I remember chatting with Ben, a newer client, right in the middle of the run.
“Chris, I made 8K last week! I think I have this trading thing figured out!”
Obviously, he was doing something right, so I celebrated along with him. I was raking in some tidy profits and was ecstatic that he was too.
I knew Ben’s account size and his skill level because I was tracking his trades online.
He did nothing but tell me how much money he was making each week that we’d talk.
“At this rate, by my calculations, I’ll be able to double my account in just a few months!”
I didn’t want to dampen Ben’s enthusiasm, but I let him know that he was doing well because the market was ripe for the types of trades he liked.
Of course, something about trading, but many of his wins were pure luck.
Ben’s entered trades on set-ups that were risky at best. And his positions were oversized – some were a full 10% of his account.

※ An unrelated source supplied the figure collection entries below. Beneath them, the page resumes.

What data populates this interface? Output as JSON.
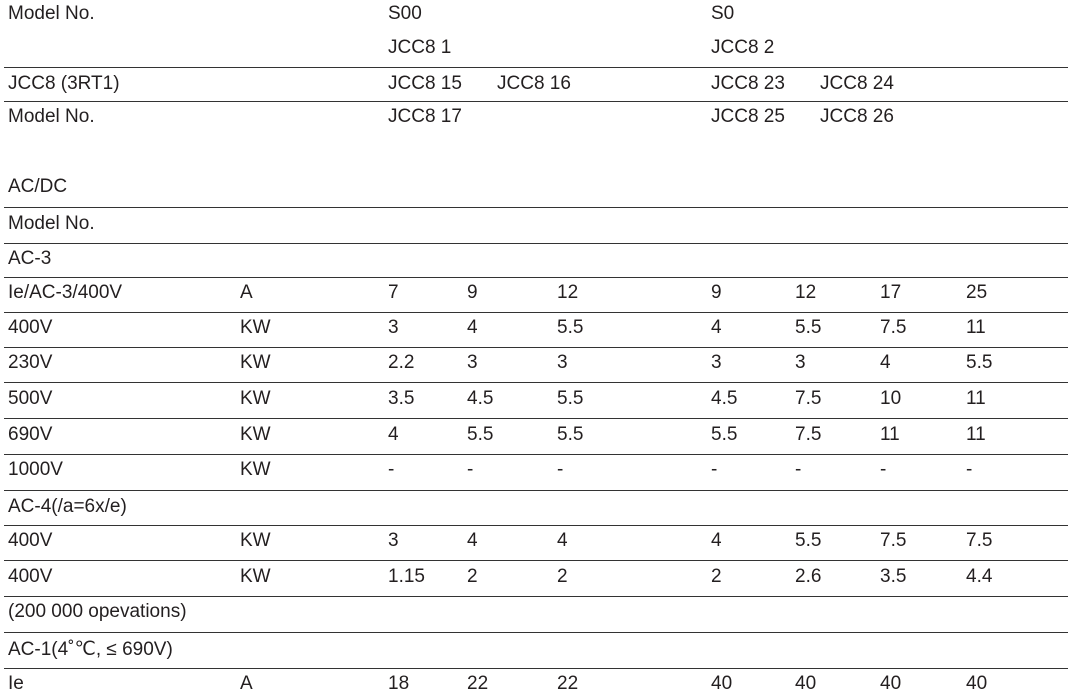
{
  "header": {
    "rows": [
      {
        "label": "Model No.",
        "s00": [
          "S00"
        ],
        "s0": [
          "S0"
        ]
      },
      {
        "s00": [
          "JCC8 1"
        ],
        "s0": [
          "JCC8 2"
        ]
      },
      {
        "label": "JCC8 (3RT1)",
        "s00": [
          "JCC8 15",
          "JCC8 16"
        ],
        "s0": [
          "JCC8 23",
          "JCC8 24"
        ]
      },
      {
        "label": "Model No.",
        "s00": [
          "JCC8 17"
        ],
        "s0": [
          "JCC8 25",
          "JCC8 26"
        ]
      }
    ]
  },
  "table": {
    "rows": [
      {
        "label": "AC/DC"
      },
      {
        "label": "Model No."
      },
      {
        "label": "AC-3"
      },
      {
        "label": "Ie/AC-3/400V",
        "unit": "A",
        "values": [
          7,
          9,
          12,
          9,
          12,
          17,
          25
        ]
      },
      {
        "label": "400V",
        "unit": "KW",
        "values": [
          3,
          4,
          5.5,
          4,
          5.5,
          7.5,
          11
        ]
      },
      {
        "label": "230V",
        "unit": "KW",
        "values": [
          2.2,
          3,
          3,
          3,
          3,
          4,
          5.5
        ]
      },
      {
        "label": "500V",
        "unit": "KW",
        "values": [
          3.5,
          4.5,
          5.5,
          4.5,
          7.5,
          10,
          11
        ]
      },
      {
        "label": "690V",
        "unit": "KW",
        "values": [
          4,
          5.5,
          5.5,
          5.5,
          7.5,
          11,
          11
        ]
      },
      {
        "label": "1000V",
        "unit": "KW",
        "values": [
          "-",
          "-",
          "-",
          "-",
          "-",
          "-",
          "-"
        ]
      },
      {
        "label": "AC-4(/a=6x/e)"
      },
      {
        "label": "400V",
        "unit": "KW",
        "values": [
          3,
          4,
          4,
          4,
          5.5,
          7.5,
          7.5
        ]
      },
      {
        "label": "400V",
        "unit": "KW",
        "values": [
          1.15,
          2,
          2,
          2,
          2.6,
          3.5,
          4.4
        ]
      },
      {
        "label": "(200 000 opevations)"
      },
      {
        "label": "AC-1(4˚℃, ≤ 690V)"
      },
      {
        "label": "Ie",
        "unit": "A",
        "values": [
          18,
          22,
          22,
          40,
          40,
          40,
          40
        ]
      }
    ]
  }
}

A whole week without a single loss convinced him he was unstoppable.
I tried to warn Ben about the volatility of February and March – sudden gap downs, sucker rallies, and unforeseeable, face-ripping reversals.
“People say trading is hard. What do they know? It’s only taken me two months to be a pro.”
Honestly, I had to stifle a laugh when I heard that. I knew what was going to happen. I felt like Cassandra, cursed to see the future but never be believed.
Ben was falling prey to two significant cognitive biases – traps you must avoid if you’re going to stay solvent.
The first is the recency bias, and the second, the hot hands fallacy.
The average trader will give much more weight to recent events than historical ones.
It’s this tendency that behavioral finance, the psychological study of markets, calls recency bias. Naïve traders assume that whatever the market has done recently, it will continue to do in perpetuity.
Believing this will bleed your account dry.
You have to know when to switch tactics. And this requires understanding what trade types work best in which markets and on what underlying stocks.
Ben also fell prey to another psychological trap – the hot hands fallacy.
Just as he thought the market was never going to change, he had so many wins in a row he felt invincible.
Were the market a craps table, Ben would have kept rolling and doubling down.
Why would you pass the dice when they’re on fire?
Traders who don’t respect probability always end up take a lot of pain when a trade goes wrong.
Ben mistook his luck for skill so it was only a matter of time before the inevitable happened.
I’m not trying to scare you away from trading.
I want you to find which faulty beliefs and biases are undermining your success. With a bit of introspection, you can fix them.
Ben eventually got over his exuberance, when a natural three-day pullback wiped out half his account.
All of his profits and then some.
Fortunately he didn’t go broke, and he’s come out of the drawdown a much wiser and more cautious trader.
Some lessons are expensive. I know because I’ve paid for them in the past.
My job is to help you avoid my mistakes and shorten the learning curve. But there will always be a Ben out there who has to learn the hard way.
Listen to me, or let the market teach you.
There are really only two choices, and I promise you that the first is much less expensive.